Terwijl het bij Bildung om individuering gaat – het proces waardoor het menselijk organisme tot individu wordt, identiteit verwerft en identificeerbaar wordt – gaat het bij de vraag van de vrijheid om subjectificatie, dat wil zeggen, om het proberen te bestaan als subject van eigen handelen, niet als object van machten en krachten buiten ons. En dat is een uitdaging die nooit stopt.
"Bij de vraag om vrijheid gaat het om subjectificatie. Bij Bildung gaat het echter om individuering."

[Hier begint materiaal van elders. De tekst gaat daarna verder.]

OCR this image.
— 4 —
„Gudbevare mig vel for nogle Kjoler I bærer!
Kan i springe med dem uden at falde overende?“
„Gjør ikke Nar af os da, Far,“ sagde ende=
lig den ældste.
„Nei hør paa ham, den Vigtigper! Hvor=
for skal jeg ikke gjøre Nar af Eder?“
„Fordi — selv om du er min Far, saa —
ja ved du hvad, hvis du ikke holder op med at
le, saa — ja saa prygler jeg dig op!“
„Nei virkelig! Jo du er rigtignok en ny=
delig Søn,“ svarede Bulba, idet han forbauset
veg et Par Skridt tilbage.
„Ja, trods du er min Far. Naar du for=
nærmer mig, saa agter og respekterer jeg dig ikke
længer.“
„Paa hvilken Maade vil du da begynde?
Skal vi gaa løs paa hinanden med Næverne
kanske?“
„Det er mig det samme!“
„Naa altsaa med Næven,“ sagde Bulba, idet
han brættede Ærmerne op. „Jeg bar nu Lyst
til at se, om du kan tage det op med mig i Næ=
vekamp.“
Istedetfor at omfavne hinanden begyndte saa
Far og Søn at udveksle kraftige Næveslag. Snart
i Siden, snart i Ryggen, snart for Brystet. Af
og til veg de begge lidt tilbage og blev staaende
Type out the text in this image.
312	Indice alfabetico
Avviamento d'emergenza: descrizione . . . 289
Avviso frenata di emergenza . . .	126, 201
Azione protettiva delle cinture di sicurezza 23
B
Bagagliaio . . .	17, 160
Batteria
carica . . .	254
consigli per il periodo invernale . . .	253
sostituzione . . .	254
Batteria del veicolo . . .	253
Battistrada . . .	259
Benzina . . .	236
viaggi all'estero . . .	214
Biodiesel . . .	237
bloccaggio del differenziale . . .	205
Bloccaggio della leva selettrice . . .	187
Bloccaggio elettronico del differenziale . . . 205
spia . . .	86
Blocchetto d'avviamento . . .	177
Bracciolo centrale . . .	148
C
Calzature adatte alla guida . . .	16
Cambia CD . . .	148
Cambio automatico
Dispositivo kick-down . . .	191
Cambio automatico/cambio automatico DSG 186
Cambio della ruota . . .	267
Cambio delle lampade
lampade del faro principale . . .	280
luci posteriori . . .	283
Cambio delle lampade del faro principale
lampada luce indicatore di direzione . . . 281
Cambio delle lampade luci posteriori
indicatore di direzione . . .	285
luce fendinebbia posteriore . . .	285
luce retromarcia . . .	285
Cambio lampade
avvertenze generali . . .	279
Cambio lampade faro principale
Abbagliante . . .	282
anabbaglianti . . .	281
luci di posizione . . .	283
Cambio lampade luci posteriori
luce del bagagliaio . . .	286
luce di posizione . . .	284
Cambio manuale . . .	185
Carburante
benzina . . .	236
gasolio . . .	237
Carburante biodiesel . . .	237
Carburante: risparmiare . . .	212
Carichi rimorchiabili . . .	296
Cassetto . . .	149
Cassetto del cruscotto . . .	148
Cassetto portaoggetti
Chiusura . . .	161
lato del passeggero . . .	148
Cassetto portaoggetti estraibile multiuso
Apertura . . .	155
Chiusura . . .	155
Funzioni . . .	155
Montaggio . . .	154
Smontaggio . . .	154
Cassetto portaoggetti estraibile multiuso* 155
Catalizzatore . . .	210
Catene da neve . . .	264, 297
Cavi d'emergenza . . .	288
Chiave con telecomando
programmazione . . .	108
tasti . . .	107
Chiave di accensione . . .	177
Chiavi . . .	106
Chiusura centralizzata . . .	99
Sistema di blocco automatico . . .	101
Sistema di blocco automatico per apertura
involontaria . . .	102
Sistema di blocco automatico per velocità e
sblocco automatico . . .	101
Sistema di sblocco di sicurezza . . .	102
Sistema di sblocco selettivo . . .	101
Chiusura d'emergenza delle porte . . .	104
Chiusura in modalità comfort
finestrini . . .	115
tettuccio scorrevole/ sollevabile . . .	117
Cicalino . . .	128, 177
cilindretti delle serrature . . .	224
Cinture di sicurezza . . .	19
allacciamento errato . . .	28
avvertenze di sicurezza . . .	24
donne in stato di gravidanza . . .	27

Subjectificatie en vrijheid
Subjectificatie – om dat weerbarstige woord toch maar te gebruiken – is daarom geen kwestie van het cultiveren van het individu tot individu, maar is erop gericht kinderen en jongeren in relatie te brengen met hun eigen vrijheid, om:
- de kracht van die vrijheid te ontdekken;
- zichzelf in en aan die vrijheid te ontdekken;
- te ontdekken dat het hun vrijheid is;
- het verlangen in hen te wekken om zich op een volwassen wijze tot hun eigen vrijheid te verhouden.
Dat laatste betekent dat vrijheid niet het ‘zomaar doen wat je wilt doen’ is (zie ook Neill, 1966). Vrijheid – of nauwkeuriger: volwassen vrijheid – is het steeds mee laten wegen van de vraag of dat wat je wilt doen, wat je verlangt of wat je verlangt te doen, gaat helpen bij goed leven en goed samenleven.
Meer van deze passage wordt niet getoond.